Speaking to parliament on March 30, he blamed
the unrest on an American and Israeli “conspiracy” and gave no indication of
plans to lift the country’s four-decade-old state of emergency.
Speaking
on Saturday, Assad again made no mention ofthe main demands by protesters to end the tight grip of security services on
everyday life, release thousands of long-serving political prisoners, most of
whom have been held without trial, and do away with a clause in Syria’s
constitution that enshrines the Ba’ath Party as “leader of the state and
society.”
He said corruption was a problem, but announced no measures to
curb his family’s dominance of the Syrian economy. Assad said stability remained
his priority but that reform was needed to “strengthen the internal front,”
following unprecedented protests against his authoritarian rule over the past
month.
“We do not want to be hasty. Any reforms have to be based on
maintaining internal stability,” he said.
Thousands of people also
protested on Saturday in the southern city of Deraa, the fount of the protest
wave, chanting: “The people want the overthrow of the regime,” two witnesses
said.
Demonstrations swept into the capital, Damascus, on Friday for the
first time and thousands of protesters marched elsewhere.
France said on
Saturday it was “extremely concerned” by the ongoing violence in Syria and
Yemen, but stressed its Middle East policy was not aimed at removing governments
in the region.
Speaking at a conference in Paris, Foreign Minister Alain
Juppé said France would stand firm against acts of excessive human rights abuses
in the Arab world and use all means available to it to stop them, although he
did not elaborate.
“[In] Yemen and Syria, the situation is extremely
worrying,” Juppé said at a Paris conference titled “The Arab Spring” that
brought together French ambassadors to the Arab world, Arab ambassadors in
France and academics.
“These countries must realize that no path other
than dialogue brings a clear answer to the aspirations of their people, who need
to express themselves with complete freedom,” he said.
Asked if there was
a chance things could escalate in Syria, Juppé told reporters: “There is a risk.
The only way to prevent it is to reform.
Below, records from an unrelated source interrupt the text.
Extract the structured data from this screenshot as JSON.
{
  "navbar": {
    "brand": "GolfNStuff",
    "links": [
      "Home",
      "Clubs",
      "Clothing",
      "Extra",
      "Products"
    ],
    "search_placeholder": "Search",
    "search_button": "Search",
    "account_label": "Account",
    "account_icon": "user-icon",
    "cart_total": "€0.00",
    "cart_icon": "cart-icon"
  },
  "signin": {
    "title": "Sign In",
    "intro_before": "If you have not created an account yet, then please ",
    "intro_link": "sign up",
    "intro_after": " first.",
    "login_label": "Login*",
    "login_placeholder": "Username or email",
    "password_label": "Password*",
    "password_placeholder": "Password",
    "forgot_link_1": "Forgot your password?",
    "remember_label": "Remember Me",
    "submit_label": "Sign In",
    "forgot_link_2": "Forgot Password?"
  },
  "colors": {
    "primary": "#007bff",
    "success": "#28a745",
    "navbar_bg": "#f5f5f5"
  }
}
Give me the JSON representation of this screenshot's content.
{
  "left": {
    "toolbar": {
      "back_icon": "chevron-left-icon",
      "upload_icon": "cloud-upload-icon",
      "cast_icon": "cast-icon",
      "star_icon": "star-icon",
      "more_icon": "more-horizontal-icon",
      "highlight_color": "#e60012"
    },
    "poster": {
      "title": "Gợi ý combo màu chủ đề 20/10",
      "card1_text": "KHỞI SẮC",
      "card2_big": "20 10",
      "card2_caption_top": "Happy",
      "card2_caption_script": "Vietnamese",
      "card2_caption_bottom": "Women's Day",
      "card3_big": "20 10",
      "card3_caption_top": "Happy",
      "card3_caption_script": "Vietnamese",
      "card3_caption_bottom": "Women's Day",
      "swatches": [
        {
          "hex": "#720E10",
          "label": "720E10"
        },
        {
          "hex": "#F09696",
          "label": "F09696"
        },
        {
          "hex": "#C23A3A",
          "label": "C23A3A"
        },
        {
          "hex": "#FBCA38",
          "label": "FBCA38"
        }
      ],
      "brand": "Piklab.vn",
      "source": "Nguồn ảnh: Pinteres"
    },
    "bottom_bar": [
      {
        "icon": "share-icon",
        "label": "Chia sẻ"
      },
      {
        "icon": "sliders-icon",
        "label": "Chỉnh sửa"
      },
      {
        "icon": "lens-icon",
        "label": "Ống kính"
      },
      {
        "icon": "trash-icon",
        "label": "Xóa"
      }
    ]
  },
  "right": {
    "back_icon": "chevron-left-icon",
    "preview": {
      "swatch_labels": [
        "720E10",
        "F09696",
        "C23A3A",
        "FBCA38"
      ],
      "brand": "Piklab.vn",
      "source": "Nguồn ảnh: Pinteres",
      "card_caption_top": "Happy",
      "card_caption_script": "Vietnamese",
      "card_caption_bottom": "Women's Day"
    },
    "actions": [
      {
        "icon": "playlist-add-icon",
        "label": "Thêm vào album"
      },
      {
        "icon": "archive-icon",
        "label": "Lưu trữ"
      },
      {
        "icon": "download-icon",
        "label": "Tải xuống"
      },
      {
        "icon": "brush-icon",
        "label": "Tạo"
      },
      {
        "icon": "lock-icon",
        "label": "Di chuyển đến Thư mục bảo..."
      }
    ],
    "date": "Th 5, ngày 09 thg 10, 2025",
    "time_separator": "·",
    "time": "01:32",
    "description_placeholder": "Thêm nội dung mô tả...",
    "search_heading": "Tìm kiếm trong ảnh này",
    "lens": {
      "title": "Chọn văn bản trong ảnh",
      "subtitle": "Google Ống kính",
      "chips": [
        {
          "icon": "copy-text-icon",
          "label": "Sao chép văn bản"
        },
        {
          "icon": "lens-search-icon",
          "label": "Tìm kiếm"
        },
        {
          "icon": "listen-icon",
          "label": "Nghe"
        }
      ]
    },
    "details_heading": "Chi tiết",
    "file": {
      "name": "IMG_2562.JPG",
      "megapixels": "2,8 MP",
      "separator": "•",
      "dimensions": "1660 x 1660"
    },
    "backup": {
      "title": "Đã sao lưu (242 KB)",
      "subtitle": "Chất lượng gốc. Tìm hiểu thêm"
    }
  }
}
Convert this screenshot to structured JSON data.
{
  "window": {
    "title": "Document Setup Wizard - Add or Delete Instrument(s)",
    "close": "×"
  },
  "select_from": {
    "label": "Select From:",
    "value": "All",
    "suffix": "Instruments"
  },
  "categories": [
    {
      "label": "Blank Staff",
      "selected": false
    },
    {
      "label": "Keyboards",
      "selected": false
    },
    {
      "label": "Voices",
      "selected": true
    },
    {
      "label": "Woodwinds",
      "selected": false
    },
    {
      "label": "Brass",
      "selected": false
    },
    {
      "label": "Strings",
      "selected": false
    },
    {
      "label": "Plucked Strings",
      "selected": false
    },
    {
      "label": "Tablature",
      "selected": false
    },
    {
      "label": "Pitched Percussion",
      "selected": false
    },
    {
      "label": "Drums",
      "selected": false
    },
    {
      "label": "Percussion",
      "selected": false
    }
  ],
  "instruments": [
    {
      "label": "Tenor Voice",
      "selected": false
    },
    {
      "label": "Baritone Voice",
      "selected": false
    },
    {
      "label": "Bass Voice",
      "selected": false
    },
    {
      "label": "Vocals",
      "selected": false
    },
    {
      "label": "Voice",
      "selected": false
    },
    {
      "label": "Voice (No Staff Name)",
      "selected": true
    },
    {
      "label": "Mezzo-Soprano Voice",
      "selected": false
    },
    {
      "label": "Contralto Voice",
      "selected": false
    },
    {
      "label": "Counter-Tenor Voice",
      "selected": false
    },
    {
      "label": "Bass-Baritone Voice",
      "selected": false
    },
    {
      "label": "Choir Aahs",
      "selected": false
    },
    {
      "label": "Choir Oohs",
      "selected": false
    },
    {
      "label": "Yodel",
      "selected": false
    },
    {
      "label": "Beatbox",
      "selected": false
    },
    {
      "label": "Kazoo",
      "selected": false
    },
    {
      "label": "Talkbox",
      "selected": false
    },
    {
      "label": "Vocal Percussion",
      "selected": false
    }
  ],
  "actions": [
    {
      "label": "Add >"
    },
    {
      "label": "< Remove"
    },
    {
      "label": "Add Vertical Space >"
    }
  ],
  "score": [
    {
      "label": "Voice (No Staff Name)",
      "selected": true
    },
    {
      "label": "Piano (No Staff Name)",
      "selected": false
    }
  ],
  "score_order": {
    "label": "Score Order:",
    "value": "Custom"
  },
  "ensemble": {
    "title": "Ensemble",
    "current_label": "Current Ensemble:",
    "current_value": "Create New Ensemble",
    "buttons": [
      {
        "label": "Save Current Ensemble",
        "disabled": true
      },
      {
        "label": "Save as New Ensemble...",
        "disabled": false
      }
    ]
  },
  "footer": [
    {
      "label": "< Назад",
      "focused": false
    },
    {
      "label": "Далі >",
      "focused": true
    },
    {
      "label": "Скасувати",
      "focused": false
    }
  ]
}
There is a need to go further in
Syria.”
As protests persist, analysts are trying to predict the
diplomatic fallout of the unrest. Andrew Tabler, a Syria expert at the
Washington Institute for Near East Policy, wrote on Thursday that after already
ordering his security forces to fire on protesters, Assad “is not likely to risk
further alienating his supporters by signing on the dotted line with Israel
anytime soon.”
Itamar Rabinovich, who was Israeli ambassador to the
United States and chief negotiator with Syria from 1993 to 1996, wrote last
week: “Israeli leaders believe that Syria and the Iranian axis have been
weakened by the domestic unrest plaguing Assad’s regime. But like others in the
region, they wonder what the alternative to Assad might be.
“With
precious little ability to affect internal developments in Syria, Israel can
only watch with apprehension as events unfold,” Rabinovich wrote on the Foreign
Affairs website.
“Going forward, Israel may wish it had as much power to
influence Syria as Assad claims it does.”